Chapitre 4. La constitution du monde de production charolais

Pour reconstituer la manière dont a pris forme le métier d’éleveur charolais, nous avons mobilisé les travaux d’historiens locaux et, surtout, des économistes ruraux qui se sont intéressés au développement de ce qu’ils ont appelé l’Economie du charolais [Cavailhès et al. 1989]. Dans ce chapitre, c’est donc sur un ensemble de textes appréhendant l’élevage charolais en tant que système de production singulier que nous allons nous appuyer et notamment sur l’analyse bibliographique réalisée par ces économistes sur la ’zone charolaise’ entre 1820 et 1988 [Cavailhès et al, 1991]. Ce matériau nous a semblé tout à fait approprié pour au moins deux raisons. Premièrement, sa diversité permet de mettre en évidence les diverses positions existantes quant à la façon de considérer l’évolution de l’élevage charolais. Certains dénoncent ainsi les ’routines’ de ce monde agricole et de ses notables, au regard des exigences des marchés, du développement industriel etc., alors que d’autres insistent sur ’l’esprit novateur’ des éleveurs sans lequel le système charolais n’aurait sans doute jamais vu le jour, et ce type d’oppositions nous semble indispensable à prendre en compte pour décrire comment s’est constitué le monde de production du charolais. Deuxièmement, l’étude bibliographique sur laquelle nous nous sommes appuyée a été menée suivant une perspective qui apparaît très actuelle au regard de nos préoccupations relatives à la redéfinition du métier d’agriculteur. Comme le soulignent, en effet, les auteurs dans l’introduction de cette étude, la problématique adoptée était bien présente : « le charolais qui nous intéressait, c’est un mode d’élevage tout à fait particulier dans la France rurale : les systèmes allaitant-herbagers du pays présentent la caractéristique d’être extensifs ; ils ont superbement ignoré ou contourné la révolution agricole productiviste qui a bouleversé les paysages agraires de la plupart des autres régions. Avant déjà en Charolais, comme en Limousin mais plus encore, c’est le modèle de la polyculture élevage marchande dans sa configuration classique qui n’avait été que partiellement adopté. Pourquoi un tel particularisme agraire ? Comment s’extraire de la norme dominante ? Pour quelle alternative ? » [Cavailhès, et al. 1991, 5].

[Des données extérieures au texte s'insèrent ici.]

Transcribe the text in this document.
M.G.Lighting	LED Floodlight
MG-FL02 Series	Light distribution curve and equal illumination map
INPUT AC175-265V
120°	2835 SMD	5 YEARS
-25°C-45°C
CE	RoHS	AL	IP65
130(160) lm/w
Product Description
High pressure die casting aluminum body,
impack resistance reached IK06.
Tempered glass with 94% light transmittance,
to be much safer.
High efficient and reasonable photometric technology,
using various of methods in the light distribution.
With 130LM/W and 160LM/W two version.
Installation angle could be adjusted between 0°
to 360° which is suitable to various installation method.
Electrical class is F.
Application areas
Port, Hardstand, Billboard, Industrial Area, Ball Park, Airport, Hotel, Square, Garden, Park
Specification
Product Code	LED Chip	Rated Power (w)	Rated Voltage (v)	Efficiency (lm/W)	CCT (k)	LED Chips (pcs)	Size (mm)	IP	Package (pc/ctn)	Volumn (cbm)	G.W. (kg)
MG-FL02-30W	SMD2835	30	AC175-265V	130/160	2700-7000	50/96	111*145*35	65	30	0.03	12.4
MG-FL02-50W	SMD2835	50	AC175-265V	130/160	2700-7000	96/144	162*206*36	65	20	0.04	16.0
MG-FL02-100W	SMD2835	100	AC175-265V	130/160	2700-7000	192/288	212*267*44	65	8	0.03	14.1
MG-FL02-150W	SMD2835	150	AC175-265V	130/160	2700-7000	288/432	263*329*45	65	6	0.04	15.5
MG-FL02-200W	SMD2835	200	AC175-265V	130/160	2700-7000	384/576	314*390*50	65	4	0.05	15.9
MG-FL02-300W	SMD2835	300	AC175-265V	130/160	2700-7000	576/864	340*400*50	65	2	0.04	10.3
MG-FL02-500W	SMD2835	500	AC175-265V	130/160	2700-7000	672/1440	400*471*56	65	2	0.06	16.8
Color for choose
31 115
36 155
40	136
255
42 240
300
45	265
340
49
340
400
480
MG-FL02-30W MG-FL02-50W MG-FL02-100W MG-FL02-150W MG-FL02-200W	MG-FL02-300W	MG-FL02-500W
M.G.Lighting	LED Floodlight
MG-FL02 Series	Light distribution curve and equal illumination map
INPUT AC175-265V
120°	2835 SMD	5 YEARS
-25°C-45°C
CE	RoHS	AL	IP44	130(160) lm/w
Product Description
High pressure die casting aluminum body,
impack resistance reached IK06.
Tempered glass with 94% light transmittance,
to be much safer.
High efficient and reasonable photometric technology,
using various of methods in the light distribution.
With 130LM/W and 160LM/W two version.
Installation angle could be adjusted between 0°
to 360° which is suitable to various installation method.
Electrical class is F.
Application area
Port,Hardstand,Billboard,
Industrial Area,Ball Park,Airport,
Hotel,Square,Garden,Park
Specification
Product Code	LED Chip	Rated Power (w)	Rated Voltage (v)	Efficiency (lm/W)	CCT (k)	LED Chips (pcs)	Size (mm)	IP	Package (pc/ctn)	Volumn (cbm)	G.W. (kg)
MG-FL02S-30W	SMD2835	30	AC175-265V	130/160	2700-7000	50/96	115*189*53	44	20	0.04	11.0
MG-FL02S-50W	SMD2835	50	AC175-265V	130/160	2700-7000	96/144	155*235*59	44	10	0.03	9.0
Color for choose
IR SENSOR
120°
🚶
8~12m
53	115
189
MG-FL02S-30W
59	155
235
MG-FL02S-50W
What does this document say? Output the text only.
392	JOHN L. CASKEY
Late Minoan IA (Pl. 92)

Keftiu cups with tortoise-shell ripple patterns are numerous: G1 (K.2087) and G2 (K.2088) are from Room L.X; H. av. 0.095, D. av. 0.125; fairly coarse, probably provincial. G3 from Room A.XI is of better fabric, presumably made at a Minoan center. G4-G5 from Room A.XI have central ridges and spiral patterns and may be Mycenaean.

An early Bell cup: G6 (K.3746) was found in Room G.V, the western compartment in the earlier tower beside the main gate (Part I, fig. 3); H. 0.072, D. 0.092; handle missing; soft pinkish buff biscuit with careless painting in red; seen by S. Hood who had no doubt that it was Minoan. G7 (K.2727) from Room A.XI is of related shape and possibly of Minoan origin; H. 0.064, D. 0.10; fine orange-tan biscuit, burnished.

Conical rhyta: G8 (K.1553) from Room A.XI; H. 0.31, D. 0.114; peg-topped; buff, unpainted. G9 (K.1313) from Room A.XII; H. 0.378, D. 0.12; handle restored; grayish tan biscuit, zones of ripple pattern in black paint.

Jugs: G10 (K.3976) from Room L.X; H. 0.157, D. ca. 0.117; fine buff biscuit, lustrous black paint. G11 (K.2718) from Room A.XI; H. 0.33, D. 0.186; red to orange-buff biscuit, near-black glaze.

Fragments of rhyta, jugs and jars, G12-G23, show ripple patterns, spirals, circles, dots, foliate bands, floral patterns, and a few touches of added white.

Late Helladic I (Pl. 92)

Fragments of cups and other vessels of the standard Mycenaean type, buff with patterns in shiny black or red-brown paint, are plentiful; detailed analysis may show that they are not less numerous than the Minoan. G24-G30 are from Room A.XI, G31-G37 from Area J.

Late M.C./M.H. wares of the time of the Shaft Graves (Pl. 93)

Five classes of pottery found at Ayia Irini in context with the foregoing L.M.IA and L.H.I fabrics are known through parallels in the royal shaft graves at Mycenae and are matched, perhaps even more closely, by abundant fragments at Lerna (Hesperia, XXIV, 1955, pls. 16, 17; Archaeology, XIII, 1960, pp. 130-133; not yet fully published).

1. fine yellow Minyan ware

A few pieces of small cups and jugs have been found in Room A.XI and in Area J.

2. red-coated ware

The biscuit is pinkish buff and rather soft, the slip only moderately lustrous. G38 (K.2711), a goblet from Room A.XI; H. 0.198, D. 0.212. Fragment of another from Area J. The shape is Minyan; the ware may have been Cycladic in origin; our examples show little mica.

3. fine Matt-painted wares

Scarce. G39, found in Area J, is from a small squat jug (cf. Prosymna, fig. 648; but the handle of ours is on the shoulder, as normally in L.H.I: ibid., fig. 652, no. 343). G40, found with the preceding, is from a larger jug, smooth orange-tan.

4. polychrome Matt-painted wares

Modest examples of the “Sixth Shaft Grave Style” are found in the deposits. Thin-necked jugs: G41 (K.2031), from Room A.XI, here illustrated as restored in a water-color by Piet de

Nous proposons alors sur ces bases de retracer les grandes lignes du processus de constitution du métier d’éleveur tel qu’il s’inscrit dans le ’développement’ de l’agriculture compte tenu des rapports sociaux propres à la ’dynamique charolaise’. Pour cela, nous présenterons, d’abord, le monde de l’élevage charolais tel qu’il s’est progressivement mis en place à partir du 18e siècle. Nous analyserons ensuite, succinctement les débats auxquels a donné lieu au 19e siècle le développement de ce monde. Nous insisterons enfin, sur la diversité qu’il recouvre.